= Mariam Sultana =

Pakistani astrophysicist

Mariam Sultana is a Pakistani astrophysicist.

Sultana completed her doctoral studies in astrophysics at the University of Karachi under the supervision of Nuritdinov Salohitdin Nasritdinovich in 2012. She is the first woman to earn a Ph.D. in astrophysics in Pakistan. Sultana teaches as an assistant professor at the Federal Urdu University of Arts, Science and Technology.

==Biography==
Mariam Sultana is from Karachi, the most populous city in Pakistan. She received her Masters of Sciences in Applied Mathematics from the University of Karachi in 2004. She started her Ph.D. course work in 2006 under the supervision of Salakhutdin Nuritdinov. She specialized in the field of astrophysics and completed her Ph.D. in 2012. She works in extragalactic astronomy and her research focuses on understanding the stability and the formation of ring galaxies.

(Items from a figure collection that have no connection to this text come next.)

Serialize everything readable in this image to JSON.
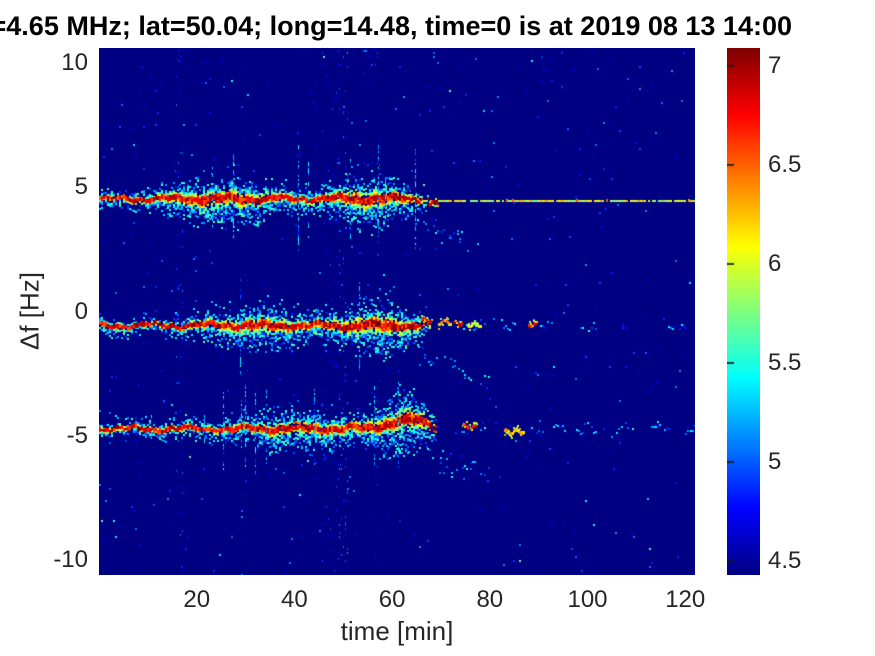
{
  "title": {
    "text": "=4.65 MHz;  lat=50.04; long=14.48, time=0 is at 2019 08 13 14:00"
  },
  "axes": {
    "x": {
      "label": "time [min]",
      "ticks": [
        20,
        40,
        60,
        80,
        100,
        120
      ]
    },
    "y": {
      "label": "Δf [Hz]",
      "ticks": [
        10,
        5,
        0,
        -5,
        -10
      ]
    }
  },
  "colorbar_ticks": [
    7,
    6.5,
    6,
    5.5,
    5,
    4.5
  ],
  "chart_data": {
    "type": "heatmap",
    "subtype": "doppler-spectrogram",
    "title": "=4.65 MHz;  lat=50.04; long=14.48, time=0 is at 2019 08 13 14:00",
    "xlabel": "time [min]",
    "ylabel": "Δf [Hz]",
    "xlim": [
      0,
      122
    ],
    "ylim": [
      -10.6,
      10.6
    ],
    "x_ticks": [
      20,
      40,
      60,
      80,
      100,
      120
    ],
    "y_ticks": [
      10,
      5,
      0,
      -5,
      -10
    ],
    "colormap": "jet",
    "colorbar": {
      "range": [
        4.43,
        7.09
      ],
      "ticks": [
        7,
        6.5,
        6,
        5.5,
        5,
        4.5
      ]
    },
    "background_value": 4.44,
    "seed": 7,
    "noise": {
      "p": 0.005,
      "spread": 0.6
    },
    "streaks": [
      {
        "t": 8,
        "halfw": 2,
        "p": 0.02,
        "vmax": 4.85
      },
      {
        "t": 16.5,
        "halfw": 3,
        "p": 0.07,
        "vmax": 5.2
      },
      {
        "t": 30,
        "halfw": 2,
        "p": 0.02,
        "vmax": 4.85
      },
      {
        "t": 47.5,
        "halfw": 9,
        "p": 0.045,
        "vmax": 5.0
      },
      {
        "t": 50,
        "halfw": 4,
        "p": 0.08,
        "vmax": 5.2
      },
      {
        "t": 57,
        "halfw": 2,
        "p": 0.04,
        "vmax": 5.0
      },
      {
        "t": 105,
        "halfw": 1,
        "p": 0.015,
        "vmax": 4.8
      }
    ],
    "bands": [
      {
        "name": "upper-trace",
        "center_hz": 4.55,
        "base_sigma": 0.14,
        "humps": [
          {
            "t": 25,
            "w": 8,
            "amp": 0.25
          },
          {
            "t": 55,
            "w": 6,
            "amp": 0.28
          }
        ],
        "dense_until": 63,
        "fade": 6,
        "spike_prob": 0.06,
        "tail": {
          "t0": 62,
          "t1": 78,
          "hz0": 4.0,
          "hz1": 2.8,
          "p": 0.38
        },
        "after": {
          "mode": "line",
          "line_hz": 4.45,
          "v0": 5.7,
          "vspread": 0.65,
          "hot": [
            {
              "t": 63.5,
              "len": 2.5,
              "hz": 4.5,
              "v": 7.0
            },
            {
              "t": 67.5,
              "len": 2.0,
              "hz": 4.4,
              "v": 7.0
            }
          ]
        }
      },
      {
        "name": "middle-trace",
        "center_hz": -0.55,
        "base_sigma": 0.13,
        "humps": [
          {
            "t": 32,
            "w": 8,
            "amp": 0.22
          },
          {
            "t": 57,
            "w": 6,
            "amp": 0.3
          }
        ],
        "dense_until": 64,
        "fade": 5,
        "spike_prob": 0.055,
        "tail": {
          "t0": 58,
          "t1": 80,
          "hz0": -1.1,
          "hz1": -2.8,
          "p": 0.34
        },
        "after": {
          "mode": "sparse",
          "gap": 7,
          "len": 4,
          "hot": [
            {
              "t": 66,
              "len": 2.0,
              "hz": -0.3,
              "v": 6.8
            },
            {
              "t": 69.5,
              "len": 2.5,
              "hz": -0.4,
              "v": 6.4
            },
            {
              "t": 72.5,
              "len": 2.0,
              "hz": -0.45,
              "v": 6.9
            },
            {
              "t": 75.5,
              "len": 3.0,
              "hz": -0.5,
              "v": 6.0
            },
            {
              "t": 88,
              "len": 2.0,
              "hz": -0.5,
              "v": 6.8
            }
          ]
        }
      },
      {
        "name": "lower-trace",
        "center_hz": -4.7,
        "base_sigma": 0.14,
        "humps": [
          {
            "t": 42,
            "w": 9,
            "amp": 0.18
          },
          {
            "t": 62,
            "w": 5,
            "amp": 0.3
          }
        ],
        "bulge": {
          "t": 63,
          "w": 4,
          "amp": 0.35
        },
        "dense_until": 66,
        "fade": 4,
        "spike_prob": 0.065,
        "tail": {
          "t0": 58,
          "t1": 80,
          "hz0": -5.1,
          "hz1": -6.5,
          "p": 0.4
        },
        "after": {
          "mode": "sparse",
          "gap": 3,
          "len": 5,
          "hot": [
            {
              "t": 74.5,
              "len": 3.0,
              "hz": -4.6,
              "v": 6.8
            },
            {
              "t": 83,
              "len": 4.0,
              "hz": -4.8,
              "v": 6.3
            }
          ]
        }
      }
    ]
  }
}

Her doctoral thesis was examined by James Binney and Ana Katrin Schenk.

==Awards and honors==
Mariam won the Coca-Cola Beverages Pakistan Limited (CCBPL) Savvy and Successful Award in 2015. She has published 34 research papers in international journals and her work has been cited 64 times. She is the first female astrophysicist from Pakistan.

==Fellowships and memberships==
- Assistant Professor at Federal Urdu University of Arts, Science and Technology (FUUAST),
- Research Associate at Karachi University’s (KU) Institute of Planetary Astrophysics, Karachi Pakistan.